4. Avoiding and retreating “I avoid taking photos of myself, especially selfies,” says Maureen St. George, 55, who recently made a life-changing, cross-country move to Los Angeles to be close to her family. “I don’t wear shorts outside, even on a hot day because I compare myself to those who are younger.” However, St. George acknowledges, “Most of the self-critiquing just goes on inside my head, which I feel is at least equally as damaging.”
Why You Should Stop the Self-Stereotyping
Negative words and labels that we assign to ourselves only damage our self-esteem. For instance, Imlay says, “The word that comes to mind is ‘marginalized,’ like my input really isn’t important,” as he describes how he feels around Millennials in his office.
In her study, Levy found that individuals with positive perceptions about aging lived 7.5 years longer than those with less positive self-perceptions.

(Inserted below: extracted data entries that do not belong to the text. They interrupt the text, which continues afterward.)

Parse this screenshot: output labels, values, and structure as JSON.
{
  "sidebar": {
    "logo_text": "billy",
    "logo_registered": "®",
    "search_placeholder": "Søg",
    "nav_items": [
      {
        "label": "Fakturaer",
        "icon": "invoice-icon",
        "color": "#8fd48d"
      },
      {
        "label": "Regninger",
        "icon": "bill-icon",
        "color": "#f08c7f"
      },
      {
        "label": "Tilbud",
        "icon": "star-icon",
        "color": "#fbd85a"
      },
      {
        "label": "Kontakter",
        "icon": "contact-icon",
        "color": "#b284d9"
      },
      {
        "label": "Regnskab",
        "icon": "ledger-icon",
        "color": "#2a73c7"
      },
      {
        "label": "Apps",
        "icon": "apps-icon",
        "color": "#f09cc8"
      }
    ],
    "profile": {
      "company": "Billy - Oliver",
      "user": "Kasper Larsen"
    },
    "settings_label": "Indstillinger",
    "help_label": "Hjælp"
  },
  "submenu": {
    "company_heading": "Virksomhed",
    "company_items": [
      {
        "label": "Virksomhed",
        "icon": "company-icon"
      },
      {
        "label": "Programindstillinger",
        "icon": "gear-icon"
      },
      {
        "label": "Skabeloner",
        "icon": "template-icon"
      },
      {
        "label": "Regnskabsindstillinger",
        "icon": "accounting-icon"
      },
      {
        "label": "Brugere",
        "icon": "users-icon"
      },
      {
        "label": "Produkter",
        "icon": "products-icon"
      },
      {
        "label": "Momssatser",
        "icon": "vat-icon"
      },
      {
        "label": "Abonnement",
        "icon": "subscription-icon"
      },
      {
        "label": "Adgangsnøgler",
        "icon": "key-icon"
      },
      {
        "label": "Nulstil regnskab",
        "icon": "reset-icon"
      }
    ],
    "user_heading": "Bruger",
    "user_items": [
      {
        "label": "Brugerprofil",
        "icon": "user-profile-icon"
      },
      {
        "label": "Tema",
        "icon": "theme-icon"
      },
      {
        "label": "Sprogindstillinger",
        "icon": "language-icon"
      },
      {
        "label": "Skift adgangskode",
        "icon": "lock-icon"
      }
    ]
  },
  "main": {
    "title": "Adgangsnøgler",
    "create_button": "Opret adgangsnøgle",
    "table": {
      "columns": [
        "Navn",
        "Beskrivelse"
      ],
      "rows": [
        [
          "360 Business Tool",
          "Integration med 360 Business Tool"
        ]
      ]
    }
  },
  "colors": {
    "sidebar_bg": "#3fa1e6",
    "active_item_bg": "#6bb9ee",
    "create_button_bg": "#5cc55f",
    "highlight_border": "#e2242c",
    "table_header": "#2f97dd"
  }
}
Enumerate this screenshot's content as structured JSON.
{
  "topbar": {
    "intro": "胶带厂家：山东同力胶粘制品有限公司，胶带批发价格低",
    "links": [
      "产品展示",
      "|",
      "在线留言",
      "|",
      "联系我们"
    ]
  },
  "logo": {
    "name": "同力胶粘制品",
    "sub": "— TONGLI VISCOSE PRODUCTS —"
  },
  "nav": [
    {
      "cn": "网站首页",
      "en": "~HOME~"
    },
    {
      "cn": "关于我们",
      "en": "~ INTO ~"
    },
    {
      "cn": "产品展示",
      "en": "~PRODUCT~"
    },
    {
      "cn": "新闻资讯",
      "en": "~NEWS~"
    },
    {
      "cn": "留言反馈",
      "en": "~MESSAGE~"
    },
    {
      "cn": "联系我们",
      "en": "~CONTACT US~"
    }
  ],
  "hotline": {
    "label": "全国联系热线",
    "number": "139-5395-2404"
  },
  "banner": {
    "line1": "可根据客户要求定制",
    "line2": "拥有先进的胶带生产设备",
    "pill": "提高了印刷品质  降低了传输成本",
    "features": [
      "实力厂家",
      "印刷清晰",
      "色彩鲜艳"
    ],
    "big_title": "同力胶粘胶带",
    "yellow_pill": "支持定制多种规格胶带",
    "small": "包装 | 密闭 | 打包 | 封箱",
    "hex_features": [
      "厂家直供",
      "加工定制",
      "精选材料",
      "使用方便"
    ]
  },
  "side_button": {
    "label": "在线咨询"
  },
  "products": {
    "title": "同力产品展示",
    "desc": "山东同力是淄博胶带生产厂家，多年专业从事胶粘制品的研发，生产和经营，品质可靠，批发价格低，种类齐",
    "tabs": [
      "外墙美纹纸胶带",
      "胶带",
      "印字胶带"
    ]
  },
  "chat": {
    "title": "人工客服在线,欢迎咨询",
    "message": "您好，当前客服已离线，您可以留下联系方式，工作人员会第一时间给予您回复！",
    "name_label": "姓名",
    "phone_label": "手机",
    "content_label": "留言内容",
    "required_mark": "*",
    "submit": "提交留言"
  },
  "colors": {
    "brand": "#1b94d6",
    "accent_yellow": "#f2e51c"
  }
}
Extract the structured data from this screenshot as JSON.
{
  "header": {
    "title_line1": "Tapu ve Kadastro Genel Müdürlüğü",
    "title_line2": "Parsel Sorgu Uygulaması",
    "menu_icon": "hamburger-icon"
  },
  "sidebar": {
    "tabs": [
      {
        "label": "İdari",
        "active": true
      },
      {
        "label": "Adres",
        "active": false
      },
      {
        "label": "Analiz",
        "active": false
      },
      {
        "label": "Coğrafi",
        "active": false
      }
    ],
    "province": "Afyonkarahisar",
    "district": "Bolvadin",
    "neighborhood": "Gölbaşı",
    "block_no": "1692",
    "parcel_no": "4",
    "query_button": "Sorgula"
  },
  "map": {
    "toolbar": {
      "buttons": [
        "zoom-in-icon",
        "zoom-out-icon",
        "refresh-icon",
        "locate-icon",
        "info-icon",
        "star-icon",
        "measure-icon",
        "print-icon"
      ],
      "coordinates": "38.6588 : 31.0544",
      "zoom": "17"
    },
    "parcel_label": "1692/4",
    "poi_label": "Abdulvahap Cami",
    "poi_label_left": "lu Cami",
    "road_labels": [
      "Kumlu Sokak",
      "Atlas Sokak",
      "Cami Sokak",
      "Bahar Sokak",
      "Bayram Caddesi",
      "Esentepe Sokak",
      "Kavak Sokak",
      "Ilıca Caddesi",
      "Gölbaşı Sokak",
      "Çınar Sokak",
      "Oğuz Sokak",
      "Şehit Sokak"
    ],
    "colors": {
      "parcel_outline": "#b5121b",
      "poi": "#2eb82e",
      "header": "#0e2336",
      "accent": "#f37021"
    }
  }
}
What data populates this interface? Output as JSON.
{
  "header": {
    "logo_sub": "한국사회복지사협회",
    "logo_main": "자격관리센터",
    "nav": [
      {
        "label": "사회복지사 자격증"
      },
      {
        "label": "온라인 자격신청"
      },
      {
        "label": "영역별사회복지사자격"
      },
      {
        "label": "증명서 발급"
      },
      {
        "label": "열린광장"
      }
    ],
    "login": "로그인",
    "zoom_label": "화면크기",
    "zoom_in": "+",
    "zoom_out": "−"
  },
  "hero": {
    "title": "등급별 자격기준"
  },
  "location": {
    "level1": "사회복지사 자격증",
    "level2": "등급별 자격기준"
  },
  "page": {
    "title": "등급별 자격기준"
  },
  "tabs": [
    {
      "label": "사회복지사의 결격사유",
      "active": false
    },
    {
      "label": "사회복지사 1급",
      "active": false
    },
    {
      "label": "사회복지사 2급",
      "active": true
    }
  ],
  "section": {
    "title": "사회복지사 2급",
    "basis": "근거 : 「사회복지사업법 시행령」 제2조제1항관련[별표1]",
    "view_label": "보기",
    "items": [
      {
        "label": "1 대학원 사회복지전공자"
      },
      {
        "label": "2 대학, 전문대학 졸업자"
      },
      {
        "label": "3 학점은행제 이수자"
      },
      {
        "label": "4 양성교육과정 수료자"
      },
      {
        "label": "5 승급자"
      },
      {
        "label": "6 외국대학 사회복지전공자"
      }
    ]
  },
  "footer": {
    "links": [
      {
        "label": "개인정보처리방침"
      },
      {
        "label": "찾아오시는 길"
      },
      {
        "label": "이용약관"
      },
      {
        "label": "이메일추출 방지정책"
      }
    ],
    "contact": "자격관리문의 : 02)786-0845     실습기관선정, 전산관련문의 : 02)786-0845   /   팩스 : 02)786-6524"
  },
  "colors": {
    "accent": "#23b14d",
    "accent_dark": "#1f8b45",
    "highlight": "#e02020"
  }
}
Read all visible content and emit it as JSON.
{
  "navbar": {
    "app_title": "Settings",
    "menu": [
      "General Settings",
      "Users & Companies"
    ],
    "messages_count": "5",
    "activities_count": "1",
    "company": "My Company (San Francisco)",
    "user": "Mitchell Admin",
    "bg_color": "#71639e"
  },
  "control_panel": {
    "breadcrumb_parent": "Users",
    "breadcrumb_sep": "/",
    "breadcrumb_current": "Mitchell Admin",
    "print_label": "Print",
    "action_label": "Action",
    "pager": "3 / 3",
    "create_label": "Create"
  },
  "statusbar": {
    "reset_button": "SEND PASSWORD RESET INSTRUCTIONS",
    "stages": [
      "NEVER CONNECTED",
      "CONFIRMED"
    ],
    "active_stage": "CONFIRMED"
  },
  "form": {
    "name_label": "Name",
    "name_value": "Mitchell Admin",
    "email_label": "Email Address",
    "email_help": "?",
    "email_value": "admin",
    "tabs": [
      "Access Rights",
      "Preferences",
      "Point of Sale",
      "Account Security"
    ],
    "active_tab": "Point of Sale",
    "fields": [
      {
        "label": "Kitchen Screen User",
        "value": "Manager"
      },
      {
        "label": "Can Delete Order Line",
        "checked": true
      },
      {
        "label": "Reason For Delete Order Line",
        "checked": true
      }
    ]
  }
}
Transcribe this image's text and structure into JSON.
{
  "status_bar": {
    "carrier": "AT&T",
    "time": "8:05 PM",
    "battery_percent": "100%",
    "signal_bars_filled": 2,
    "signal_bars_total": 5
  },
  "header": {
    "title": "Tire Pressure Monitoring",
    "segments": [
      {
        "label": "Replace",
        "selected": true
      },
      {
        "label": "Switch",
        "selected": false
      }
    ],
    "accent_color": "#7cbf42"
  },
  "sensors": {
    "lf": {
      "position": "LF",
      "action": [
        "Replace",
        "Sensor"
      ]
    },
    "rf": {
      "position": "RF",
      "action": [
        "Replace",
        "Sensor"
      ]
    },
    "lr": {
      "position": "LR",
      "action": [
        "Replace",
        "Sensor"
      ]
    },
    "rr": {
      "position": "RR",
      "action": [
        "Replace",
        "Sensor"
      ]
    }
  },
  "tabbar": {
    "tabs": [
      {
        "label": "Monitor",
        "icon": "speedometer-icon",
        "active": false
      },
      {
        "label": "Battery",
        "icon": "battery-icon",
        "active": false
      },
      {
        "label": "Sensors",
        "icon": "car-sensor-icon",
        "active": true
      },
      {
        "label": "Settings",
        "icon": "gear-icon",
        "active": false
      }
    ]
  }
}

In another study, Levy found that older individuals with positive age stereotypes were 44 percent more likely to fully recover from severe disability than those with negative age stereotypes.
How You Can Stop Negative Self-Stereotypes
“What people aren’t aware of is that they have the ability to overcome and resist negative stereotypes” and “compensate for the ill effects of automatic ageism,” says Levy in a Wall Street Journal article. Here’s advice other experts give:
Distance yourself from your age identity and embrace your generational identity “We found that highlighting older adults’ generational identity [like ‘The Greatest Generation’ or ‘baby boomer’] rather than their age identity [elderly] has the potential to empower older adults by increasing their subjective well-being and positive self-perception,” said Weiss in reference to his research on the topic.
Find your next role model Susan Krauss Whitbourne, an adjunct professor of gerontology at the University of Massachusetts Boston, recommends finding positive ones who have embraced aging. “Look for role models who can bolster your positive images of aging — whether they offer wise advice or quotes or whether they have managed to adapt well to their own aging.”
Imagine being ageless What if we (and everyone in the world) forgot age and ageist stereotypes? What might we accomplish and dare to do?
St. George imagines she would have planned differently for older age. “I would change my thoughts about the future,” she says. “I would think about making bigger plans like going back to school again, and perhaps changing careers. I might want to teach or work for a nonprofit.”
In the working world and beyond, we have a lot stacked against us. Ageism. Age stereotypes. Age discrimination. The last thing we need is to be our own enemy. It’s time for us to fight against our own defeat.